In this example, the first row of the dataset tells us that if a person were to buy bottled water, then they are also likely to purchase UHT-milk.

To get the most frequent item combinations in the entire dataset, let’s sort the dataset by support, confidence, and lift:

In [10]:
rules.sort_values(["support", "confidence","lift"],axis = 0, ascending = False).head(8)

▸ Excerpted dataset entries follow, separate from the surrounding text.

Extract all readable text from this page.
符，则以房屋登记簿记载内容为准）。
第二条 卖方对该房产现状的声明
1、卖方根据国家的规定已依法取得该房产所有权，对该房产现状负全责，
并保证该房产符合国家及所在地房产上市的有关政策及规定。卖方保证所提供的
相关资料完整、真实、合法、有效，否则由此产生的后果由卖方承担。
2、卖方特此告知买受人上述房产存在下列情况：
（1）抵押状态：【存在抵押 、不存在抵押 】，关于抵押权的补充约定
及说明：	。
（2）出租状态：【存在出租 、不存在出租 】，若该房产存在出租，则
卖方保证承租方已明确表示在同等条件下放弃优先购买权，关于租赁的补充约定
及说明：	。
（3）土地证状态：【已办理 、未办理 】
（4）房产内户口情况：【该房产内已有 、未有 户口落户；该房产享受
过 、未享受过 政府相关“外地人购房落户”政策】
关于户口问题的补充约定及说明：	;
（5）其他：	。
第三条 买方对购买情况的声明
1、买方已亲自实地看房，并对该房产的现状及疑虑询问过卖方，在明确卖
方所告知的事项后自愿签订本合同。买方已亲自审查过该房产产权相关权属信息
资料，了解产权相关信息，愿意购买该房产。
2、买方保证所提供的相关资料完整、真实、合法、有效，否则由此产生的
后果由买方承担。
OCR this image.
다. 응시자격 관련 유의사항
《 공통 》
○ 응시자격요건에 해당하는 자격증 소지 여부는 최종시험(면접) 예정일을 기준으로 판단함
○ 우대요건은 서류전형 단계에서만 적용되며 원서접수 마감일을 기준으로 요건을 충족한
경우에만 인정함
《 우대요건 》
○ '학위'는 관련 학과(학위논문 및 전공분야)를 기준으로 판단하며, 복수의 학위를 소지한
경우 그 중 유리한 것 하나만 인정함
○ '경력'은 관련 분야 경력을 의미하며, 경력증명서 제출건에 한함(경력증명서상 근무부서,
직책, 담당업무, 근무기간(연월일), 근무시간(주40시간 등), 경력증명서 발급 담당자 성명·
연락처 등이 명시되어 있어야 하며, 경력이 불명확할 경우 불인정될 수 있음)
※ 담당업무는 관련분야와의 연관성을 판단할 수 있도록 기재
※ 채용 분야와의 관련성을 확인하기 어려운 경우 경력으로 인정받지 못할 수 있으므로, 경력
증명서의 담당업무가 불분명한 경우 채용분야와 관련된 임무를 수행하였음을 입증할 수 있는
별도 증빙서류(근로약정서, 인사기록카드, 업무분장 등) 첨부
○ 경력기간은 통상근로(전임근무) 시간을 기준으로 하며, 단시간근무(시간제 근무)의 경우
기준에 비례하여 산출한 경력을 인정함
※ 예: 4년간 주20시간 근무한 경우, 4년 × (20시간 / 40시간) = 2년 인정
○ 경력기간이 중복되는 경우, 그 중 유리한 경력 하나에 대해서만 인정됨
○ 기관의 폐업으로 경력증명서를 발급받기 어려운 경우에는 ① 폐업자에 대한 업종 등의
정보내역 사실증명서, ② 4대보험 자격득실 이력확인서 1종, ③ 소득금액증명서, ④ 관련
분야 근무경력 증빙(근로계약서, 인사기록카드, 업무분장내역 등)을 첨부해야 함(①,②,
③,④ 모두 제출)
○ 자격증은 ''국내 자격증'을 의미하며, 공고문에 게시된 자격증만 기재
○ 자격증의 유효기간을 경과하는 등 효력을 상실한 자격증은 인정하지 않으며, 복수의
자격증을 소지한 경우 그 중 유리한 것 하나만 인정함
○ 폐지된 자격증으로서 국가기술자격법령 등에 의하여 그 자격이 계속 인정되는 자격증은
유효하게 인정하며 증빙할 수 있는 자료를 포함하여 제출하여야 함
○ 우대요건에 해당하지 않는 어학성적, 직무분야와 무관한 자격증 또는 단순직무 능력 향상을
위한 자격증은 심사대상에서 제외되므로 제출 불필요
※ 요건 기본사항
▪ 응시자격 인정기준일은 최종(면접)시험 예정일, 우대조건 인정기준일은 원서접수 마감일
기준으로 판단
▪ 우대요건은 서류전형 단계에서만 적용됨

Unnamed: 0,antecedents,consequents,antecedent support,consequent support,support,confidence,lift,leverage,conviction,zhangs_metric
623,(rolls/buns),(whole milk),0.110005,0.157923,0.013968,0.126974,0.804028,-0.003404,0.96455,-0.214986
622,(whole milk),(rolls/buns),0.157923,0.110005,0.013968,0.088447,0.804028,-0.003404,0.97635,-0.224474
695,(yogurt),(whole milk),0.085879,0.157923,0.011161,0.129961,0.82294,-0.002401,0.967861,-0.190525
694,(whole milk),(yogurt),0.157923,0.085879,0.011161,0.070673,0.82294,-0.002401,0.983638,-0.203508
550,(soda),(other vegetables),0.097106,0.122101,0.009691,0.099794,0.817302,-0.002166,0.975219,-0.198448
551,(other vegetables),(soda),0.122101,0.097106,0.009691,0.079365,0.817302,-0.002166,0.980729,-0.202951
649,(sausage),(whole milk),0.060349,0.157923,0.008955,0.148394,0.939663,-0.000575,0.988811,-0.063965
648,(whole milk),(sausage),0.157923,0.060349,0.008955,0.056708,0.939663,-0.000575,0.99614,-0.070851


The resulting table shows that the four most popular product combinations that are frequently bought together are:

  * Rolls And Milk
  * Yogurt and Milk
  * Sausages and Milk
  * Soda and Vegetables
  
One reason for this could be that the grocery store ran a promotion on these items together or displayed them within the same line of sight to improve sales.